Когда мы выезжали из города, я размышлял, стоит ли как-нибудь невзначай упомянуть вопрос о вине миссис Комсток, который Рафферти поднял вчера вечером. В итоге я решил этого не делать, поскольку Холмс вряд ли обрадовался бы подобным инсинуациям, а мне не хотелось обсуждать такое деликатное дело в столь критический момент. Я полагал, что Рафферти чувствует то же самое, а потому поделился сомнениями со мной, а не с Холмсом.
Несмотря на эти тревожные мысли и предчувствие беды, которой Холмс и Рафферти ожидали от нашего визита на ферму, я тем не менее радовался возможности побыть на свежем воздухе, а не в тесном номере отеля. Кроме того, я, как и оба моих спутника, ощущал, что загадка рунического камня, которая занимала наши мысли и определяла наши действия всю прошлую неделю, подходит к неотвратимой развязке.
Остатки утреннего тумана – редкость в таком ветреном месте – зависли, словно корабли-призраки, над прериями, в то время как мы ехали по ровной дороге, которая, казалось, уходила в бесконечность, к плоской линии горизонта. Меня снова, как и тогда в поезде, потрясла масштабность пейзажа, на фоне которого все людские дела выглядели пустой суетой и мелочным копошением. Но человеческая рука явно оставила здесь след, поскольку вдалеке, к югу от нас, я увидел легко узнаваемые контуры трех высоких зерновых элеваторов, которые поднимались над плоской, как блин, землей, будто карандаши, проткнувшие лист бумаги.
– Тот, что слева, это как раз элеватор с Фэрвью, – пояснил Рафферти, перехватив мой взгляд. – Скоро уже покажутся постройки.
К счастью, природную болтливость Рафферти не смогла свести на нет даже устрашающая пустота вокруг нас, поэтому по дороге он рассказал нам о том, как работают крупные фермы, наподобие той, которой владела миссис Комсток.
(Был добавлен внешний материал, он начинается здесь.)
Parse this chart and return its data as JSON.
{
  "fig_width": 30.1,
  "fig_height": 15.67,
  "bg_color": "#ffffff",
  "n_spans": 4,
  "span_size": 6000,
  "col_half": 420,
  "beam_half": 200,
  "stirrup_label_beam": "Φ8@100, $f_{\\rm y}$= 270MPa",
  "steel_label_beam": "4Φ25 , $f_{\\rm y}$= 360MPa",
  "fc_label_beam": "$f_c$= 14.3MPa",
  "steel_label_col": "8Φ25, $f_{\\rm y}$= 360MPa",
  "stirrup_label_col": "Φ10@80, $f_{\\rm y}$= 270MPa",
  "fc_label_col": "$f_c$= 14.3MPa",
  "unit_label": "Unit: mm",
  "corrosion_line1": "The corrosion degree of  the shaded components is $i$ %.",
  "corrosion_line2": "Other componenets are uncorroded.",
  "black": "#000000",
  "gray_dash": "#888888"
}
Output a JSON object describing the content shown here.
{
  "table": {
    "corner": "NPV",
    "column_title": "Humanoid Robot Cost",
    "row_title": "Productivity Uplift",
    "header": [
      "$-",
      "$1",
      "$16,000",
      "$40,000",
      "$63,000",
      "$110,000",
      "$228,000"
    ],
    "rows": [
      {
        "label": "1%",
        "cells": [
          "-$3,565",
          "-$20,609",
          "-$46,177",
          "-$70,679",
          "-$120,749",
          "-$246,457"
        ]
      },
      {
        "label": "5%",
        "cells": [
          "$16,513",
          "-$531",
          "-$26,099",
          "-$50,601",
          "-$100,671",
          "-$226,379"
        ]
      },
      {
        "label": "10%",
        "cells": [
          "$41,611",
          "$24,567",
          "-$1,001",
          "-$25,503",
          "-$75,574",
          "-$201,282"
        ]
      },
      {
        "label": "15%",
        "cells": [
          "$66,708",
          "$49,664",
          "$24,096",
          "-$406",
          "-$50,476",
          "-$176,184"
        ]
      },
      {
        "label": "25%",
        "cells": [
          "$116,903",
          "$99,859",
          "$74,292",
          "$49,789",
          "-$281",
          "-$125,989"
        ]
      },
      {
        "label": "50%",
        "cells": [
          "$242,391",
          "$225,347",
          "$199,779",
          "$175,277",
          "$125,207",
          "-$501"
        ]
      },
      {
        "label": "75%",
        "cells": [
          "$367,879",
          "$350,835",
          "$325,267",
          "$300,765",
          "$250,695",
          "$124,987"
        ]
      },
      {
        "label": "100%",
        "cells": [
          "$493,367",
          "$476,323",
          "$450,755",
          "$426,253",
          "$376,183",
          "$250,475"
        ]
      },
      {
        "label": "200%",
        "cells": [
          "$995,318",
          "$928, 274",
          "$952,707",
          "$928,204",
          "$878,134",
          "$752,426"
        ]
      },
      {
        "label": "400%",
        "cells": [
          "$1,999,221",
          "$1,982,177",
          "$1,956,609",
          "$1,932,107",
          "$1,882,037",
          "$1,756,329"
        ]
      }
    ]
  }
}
– Вообще-то, ее ферма скромная по местным меркам, поскольку, я слышал, некоторые здешние пшеничные бароны владеют пятьюдесятью тысячами акров пахотных земель. У миссис Комсток около двадцати тысяч, как мне сказали, и три четверти ежегодно засевается пшеницей. Если погода хорошая, то ее работники собирают двадцать бушелей с акра, а это…
– Триста тысяч бушелей пшеницы, – сказал Холмс и добавил: – Когда я в последний раз смотрел отчеты о торгах, цена качественной пшеницы доходила до девяноста центов за бушель в Чикаго или Миннеаполисе. Вычтем затраты на рабочих, оборудование, перевозку, и в итоге в хороший год миссис Комсток может получать чистыми до пятидесяти тысяч долларов или даже больше.
– Не стану спорить с расчетами, – кивнул Рафферти. – Но если после мужа осталась целая гора долгов, то изрядная часть денег пойдет к кредиторам, а значит, у нашей дамы много земли, но мало наличности.
– Именно поэтому она так прикипела к руническому камню, – заявил Холмс. – Артефакт можно быстро конвертировать в наличность, продав его тому состоятельному шведу в Чикаго. А потом, думаю, она планирует исчезнуть.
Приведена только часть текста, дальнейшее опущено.